Se hizo un silencio general que parecía querer ser un respetuoso homenaje hacia el mundo muerto del Evenki.

―¿Asegura usted que fue el único superviviente? ―preguntó el comandante.

―No exactamente. Durante un tiempo, me cruzaba de vez en cuando con alguna persona o animal. ¡Parecían cadáveres resucitados! ¡Eran repugnantes!
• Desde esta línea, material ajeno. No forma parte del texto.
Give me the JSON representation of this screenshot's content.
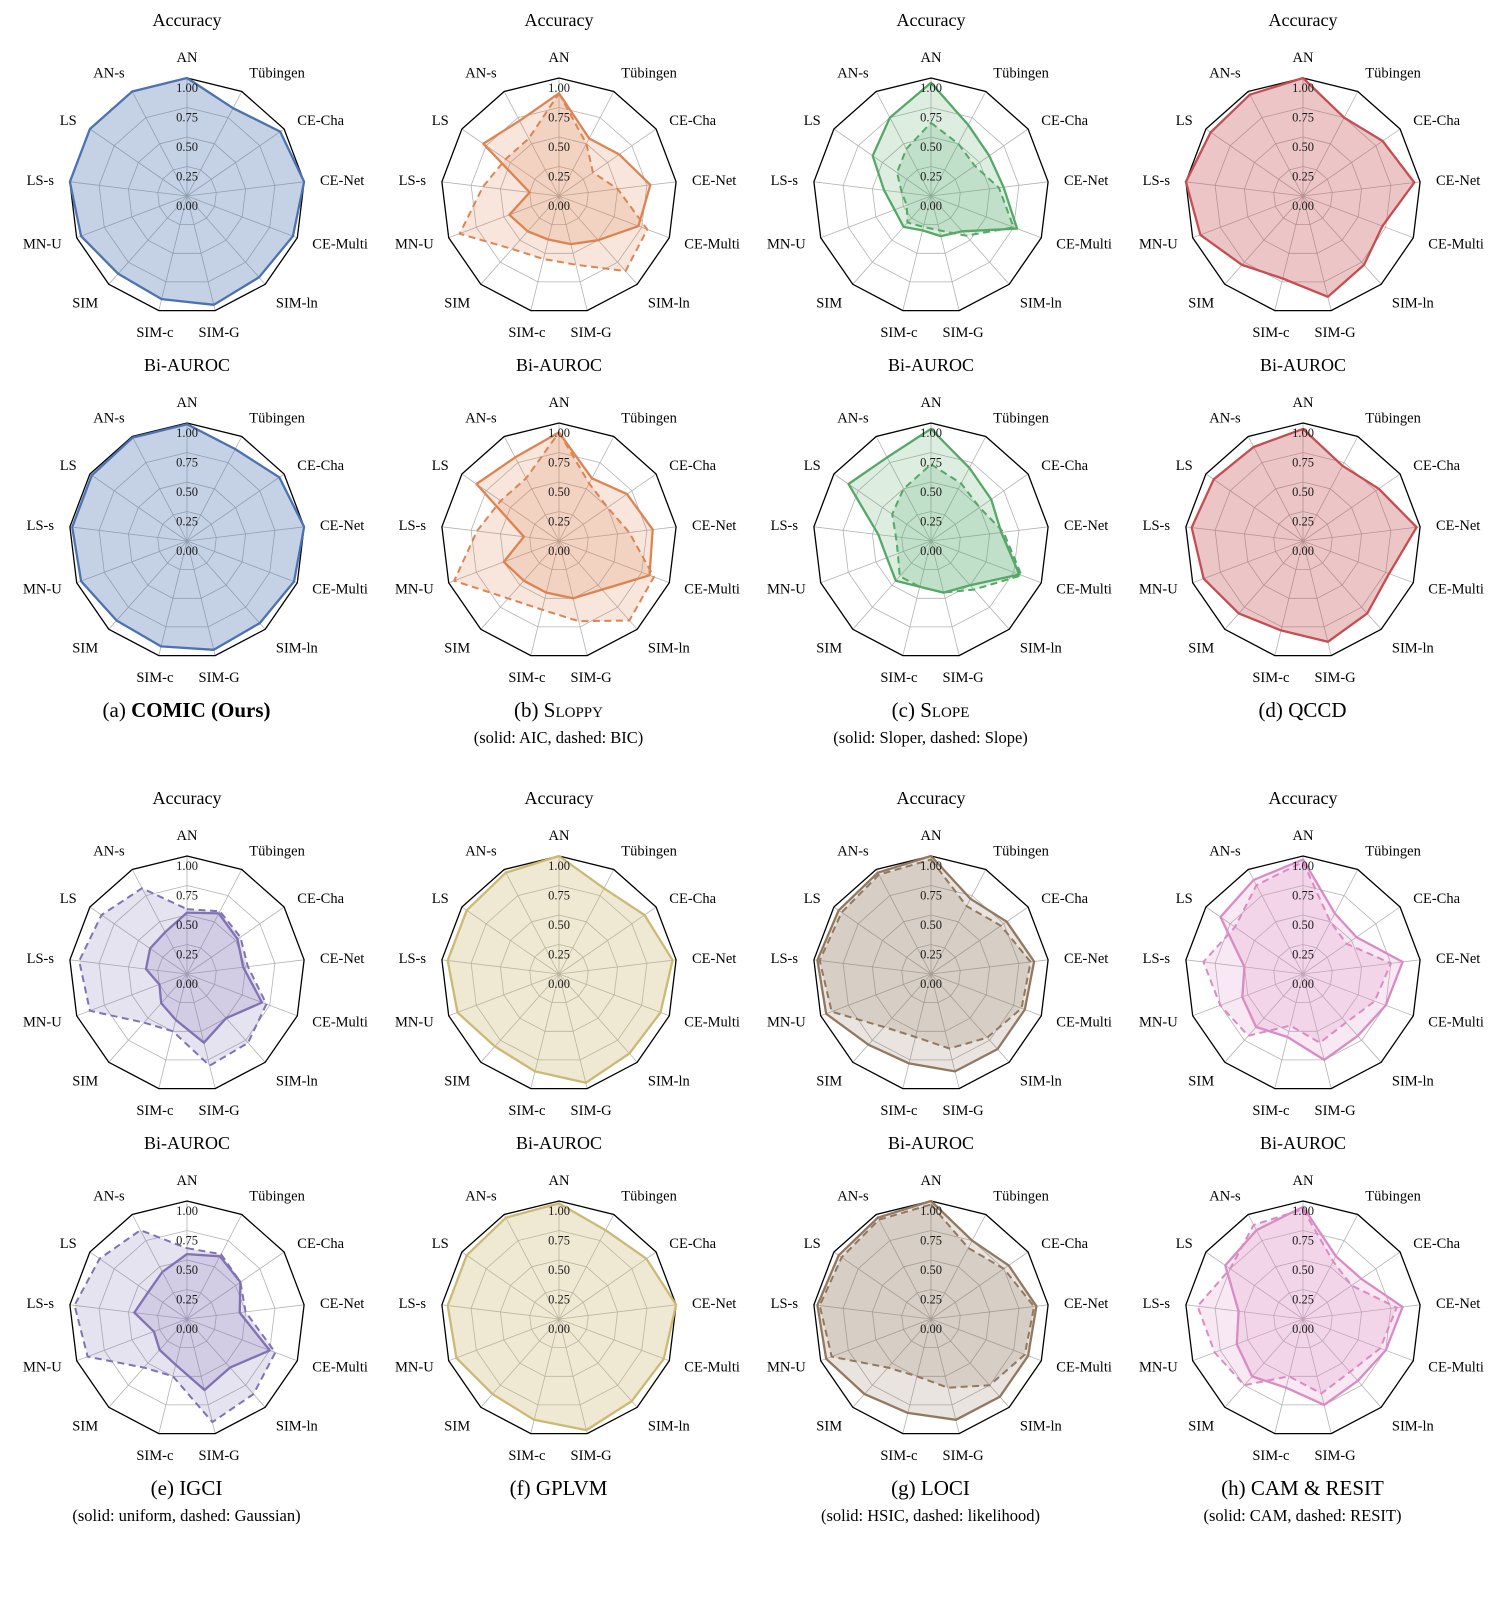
{
  "chart_data": {
    "type": "radar",
    "categories": [
      "AN",
      "Tübingen",
      "CE-Cha",
      "CE-Net",
      "CE-Multi",
      "SIM-ln",
      "SIM-G",
      "SIM-c",
      "SIM",
      "MN-U",
      "LS-s",
      "LS",
      "AN-s"
    ],
    "ticks": [
      0,
      0.25,
      0.5,
      0.75,
      1
    ],
    "tick_labels": [
      "0.00",
      "0.25",
      "0.50",
      "0.75",
      "1.00"
    ],
    "rlim": [
      0,
      1
    ],
    "grid": true,
    "legend_position": "none",
    "panels": [
      {
        "id": "a",
        "caption_prefix": "(a)",
        "caption_name": "COMIC (Ours)",
        "subcaption": "",
        "color": "#4C72B0",
        "charts": [
          {
            "title": "Accuracy",
            "series": [
              {
                "name": "COMIC",
                "dashed": false,
                "values": [
                  1.0,
                  0.84,
                  0.96,
                  1.0,
                  0.96,
                  0.92,
                  0.95,
                  0.9,
                  0.88,
                  0.96,
                  1.0,
                  1.0,
                  1.0
                ]
              }
            ]
          },
          {
            "title": "Bi-AUROC",
            "series": [
              {
                "name": "COMIC",
                "dashed": false,
                "values": [
                  0.99,
                  0.88,
                  0.95,
                  1.0,
                  0.97,
                  0.93,
                  0.95,
                  0.92,
                  0.9,
                  0.96,
                  0.98,
                  0.98,
                  0.99
                ]
              }
            ]
          }
        ]
      },
      {
        "id": "b",
        "caption_prefix": "(b)",
        "caption_name": "Sloppy",
        "subcaption": "(solid: AIC, dashed: BIC)",
        "color": "#DD8452",
        "charts": [
          {
            "title": "Accuracy",
            "series": [
              {
                "name": "AIC",
                "dashed": false,
                "values": [
                  0.87,
                  0.55,
                  0.62,
                  0.78,
                  0.72,
                  0.5,
                  0.42,
                  0.38,
                  0.4,
                  0.45,
                  0.25,
                  0.78,
                  0.72
                ]
              },
              {
                "name": "BIC",
                "dashed": true,
                "values": [
                  0.87,
                  0.5,
                  0.35,
                  0.5,
                  0.8,
                  0.85,
                  0.6,
                  0.55,
                  0.6,
                  0.9,
                  0.65,
                  0.55,
                  0.55
                ]
              }
            ]
          },
          {
            "title": "Bi-AUROC",
            "series": [
              {
                "name": "AIC",
                "dashed": false,
                "values": [
                  0.92,
                  0.6,
                  0.7,
                  0.8,
                  0.82,
                  0.55,
                  0.5,
                  0.45,
                  0.45,
                  0.5,
                  0.3,
                  0.85,
                  0.8
                ]
              },
              {
                "name": "BIC",
                "dashed": true,
                "values": [
                  0.92,
                  0.55,
                  0.5,
                  0.6,
                  0.86,
                  0.9,
                  0.7,
                  0.6,
                  0.65,
                  0.95,
                  0.7,
                  0.6,
                  0.6
                ]
              }
            ]
          }
        ]
      },
      {
        "id": "c",
        "caption_prefix": "(c)",
        "caption_name": "Slope",
        "subcaption": "(solid: Sloper, dashed: Slope)",
        "color": "#55A868",
        "charts": [
          {
            "title": "Accuracy",
            "series": [
              {
                "name": "Sloper",
                "dashed": false,
                "values": [
                  0.96,
                  0.68,
                  0.6,
                  0.62,
                  0.78,
                  0.4,
                  0.35,
                  0.3,
                  0.35,
                  0.33,
                  0.4,
                  0.6,
                  0.75
                ]
              },
              {
                "name": "Slope",
                "dashed": true,
                "values": [
                  0.62,
                  0.5,
                  0.45,
                  0.58,
                  0.75,
                  0.45,
                  0.3,
                  0.27,
                  0.3,
                  0.22,
                  0.25,
                  0.35,
                  0.45
                ]
              }
            ]
          },
          {
            "title": "Bi-AUROC",
            "series": [
              {
                "name": "Sloper",
                "dashed": false,
                "values": [
                  0.95,
                  0.7,
                  0.62,
                  0.6,
                  0.8,
                  0.5,
                  0.45,
                  0.4,
                  0.45,
                  0.4,
                  0.45,
                  0.85,
                  0.8
                ]
              },
              {
                "name": "Slope",
                "dashed": true,
                "values": [
                  0.65,
                  0.55,
                  0.5,
                  0.62,
                  0.82,
                  0.55,
                  0.45,
                  0.4,
                  0.4,
                  0.3,
                  0.3,
                  0.4,
                  0.5
                ]
              }
            ]
          }
        ]
      },
      {
        "id": "d",
        "caption_prefix": "(d)",
        "caption_name": "QCCD",
        "subcaption": "",
        "color": "#C44E52",
        "charts": [
          {
            "title": "Accuracy",
            "series": [
              {
                "name": "QCCD",
                "dashed": false,
                "values": [
                  1.0,
                  0.75,
                  0.82,
                  0.95,
                  0.72,
                  0.78,
                  0.88,
                  0.72,
                  0.78,
                  0.93,
                  1.0,
                  0.95,
                  0.97
                ]
              }
            ]
          },
          {
            "title": "Bi-AUROC",
            "series": [
              {
                "name": "QCCD",
                "dashed": false,
                "values": [
                  0.95,
                  0.72,
                  0.78,
                  0.97,
                  0.78,
                  0.82,
                  0.88,
                  0.78,
                  0.82,
                  0.9,
                  0.95,
                  0.92,
                  0.9
                ]
              }
            ]
          }
        ]
      },
      {
        "id": "e",
        "caption_prefix": "(e)",
        "caption_name": "IGCI",
        "subcaption": "(solid: uniform, dashed: Gaussian)",
        "color": "#8172B3",
        "charts": [
          {
            "title": "Accuracy",
            "series": [
              {
                "name": "uniform",
                "dashed": false,
                "values": [
                  0.52,
                  0.58,
                  0.52,
                  0.48,
                  0.68,
                  0.5,
                  0.6,
                  0.4,
                  0.33,
                  0.25,
                  0.35,
                  0.38,
                  0.4
                ]
              },
              {
                "name": "Gaussian",
                "dashed": true,
                "values": [
                  0.55,
                  0.6,
                  0.55,
                  0.52,
                  0.72,
                  0.78,
                  0.8,
                  0.5,
                  0.55,
                  0.88,
                  0.92,
                  0.88,
                  0.82
                ]
              }
            ]
          },
          {
            "title": "Bi-AUROC",
            "series": [
              {
                "name": "uniform",
                "dashed": false,
                "values": [
                  0.55,
                  0.6,
                  0.55,
                  0.45,
                  0.75,
                  0.55,
                  0.62,
                  0.4,
                  0.35,
                  0.3,
                  0.45,
                  0.4,
                  0.45
                ]
              },
              {
                "name": "Gaussian",
                "dashed": true,
                "values": [
                  0.6,
                  0.62,
                  0.55,
                  0.5,
                  0.8,
                  0.85,
                  0.9,
                  0.5,
                  0.55,
                  0.9,
                  0.96,
                  0.9,
                  0.85
                ]
              }
            ]
          }
        ]
      },
      {
        "id": "f",
        "caption_prefix": "(f)",
        "caption_name": "GPLVM",
        "subcaption": "",
        "color": "#CCB974",
        "charts": [
          {
            "title": "Accuracy",
            "series": [
              {
                "name": "GPLVM",
                "dashed": false,
                "values": [
                  1.0,
                  0.82,
                  0.88,
                  0.97,
                  0.92,
                  0.9,
                  0.95,
                  0.85,
                  0.82,
                  0.92,
                  0.95,
                  0.95,
                  0.97
                ]
              }
            ]
          },
          {
            "title": "Bi-AUROC",
            "series": [
              {
                "name": "GPLVM",
                "dashed": false,
                "values": [
                  0.98,
                  0.85,
                  0.9,
                  1.0,
                  0.95,
                  0.93,
                  0.97,
                  0.88,
                  0.85,
                  0.93,
                  0.95,
                  0.95,
                  0.97
                ]
              }
            ]
          }
        ]
      },
      {
        "id": "g",
        "caption_prefix": "(g)",
        "caption_name": "LOCI",
        "subcaption": "(solid: HSIC, dashed: likelihood)",
        "color": "#937860",
        "charts": [
          {
            "title": "Accuracy",
            "series": [
              {
                "name": "HSIC",
                "dashed": false,
                "values": [
                  1.0,
                  0.72,
                  0.78,
                  0.88,
                  0.85,
                  0.85,
                  0.85,
                  0.78,
                  0.8,
                  0.95,
                  0.97,
                  0.95,
                  0.97
                ]
              },
              {
                "name": "likelihood",
                "dashed": true,
                "values": [
                  0.97,
                  0.65,
                  0.72,
                  0.85,
                  0.82,
                  0.72,
                  0.65,
                  0.55,
                  0.6,
                  0.9,
                  0.95,
                  0.92,
                  0.95
                ]
              }
            ]
          },
          {
            "title": "Bi-AUROC",
            "series": [
              {
                "name": "HSIC",
                "dashed": false,
                "values": [
                  1.0,
                  0.75,
                  0.8,
                  0.9,
                  0.88,
                  0.88,
                  0.88,
                  0.82,
                  0.85,
                  0.95,
                  0.97,
                  0.95,
                  0.97
                ]
              },
              {
                "name": "likelihood",
                "dashed": true,
                "values": [
                  0.97,
                  0.68,
                  0.75,
                  0.88,
                  0.85,
                  0.75,
                  0.6,
                  0.5,
                  0.55,
                  0.9,
                  0.95,
                  0.92,
                  0.95
                ]
              }
            ]
          }
        ]
      },
      {
        "id": "h",
        "caption_prefix": "(h)",
        "caption_name": "CAM & RESIT",
        "subcaption": "(solid: CAM, dashed: RESIT)",
        "color": "#DA8BC3",
        "charts": [
          {
            "title": "Accuracy",
            "series": [
              {
                "name": "CAM",
                "dashed": false,
                "values": [
                  0.97,
                  0.58,
                  0.55,
                  0.85,
                  0.75,
                  0.7,
                  0.75,
                  0.55,
                  0.6,
                  0.55,
                  0.5,
                  0.85,
                  0.9
                ]
              },
              {
                "name": "RESIT",
                "dashed": true,
                "values": [
                  0.95,
                  0.5,
                  0.45,
                  0.75,
                  0.65,
                  0.55,
                  0.6,
                  0.45,
                  0.7,
                  0.75,
                  0.85,
                  0.7,
                  0.85
                ]
              }
            ]
          },
          {
            "title": "Bi-AUROC",
            "series": [
              {
                "name": "CAM",
                "dashed": false,
                "values": [
                  0.95,
                  0.6,
                  0.6,
                  0.85,
                  0.75,
                  0.7,
                  0.75,
                  0.6,
                  0.65,
                  0.6,
                  0.55,
                  0.8,
                  0.85
                ]
              },
              {
                "name": "RESIT",
                "dashed": true,
                "values": [
                  0.93,
                  0.55,
                  0.5,
                  0.8,
                  0.7,
                  0.6,
                  0.65,
                  0.5,
                  0.75,
                  0.8,
                  0.9,
                  0.75,
                  0.9
                ]
              }
            ]
          }
        ]
      }
    ]
  }
}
Sus cuerpos se encontraban cubiertos de pústulas infectas ―Iván escupió al suelo para demostrar el asco que le producía el solo recuerdo―. Algunas hembras habían dado a luz bebés deformes que lloraban sin cesar; bebés monstruosos… Se arrastraban pidiendo ayuda, implorando perdón… Pero, poco a poco, fueron muriendo y desapareciendo. Al principio, la gente de los poblados cercanos venía a curiosear, pero también enfermaban y morían de la misma forma, así que empezó a correr el rumor de que Odgy había maldecido este lugar de manera que nadie osaba acercarse por estas inmediaciones. Y aunque no lo crean, también me temen a mí ―rio a carcajadas―. Precisamente yo que sigo sano, soy aquel al que repudian. En fin, supongo que así debe ser, así está escrito. Todo ello hace que yo sea el Sempiterno buscador ―así me llaman―, alguien anclado al dolor del pasado y sumido en la pesadilla de la devastación.

Kulik sintió un escalofrío al ser consciente de que tanto él como todos los hombres de aquella misión habían quedado expuestos a lo que quiera que fuera que había causado todas aquellas muertes.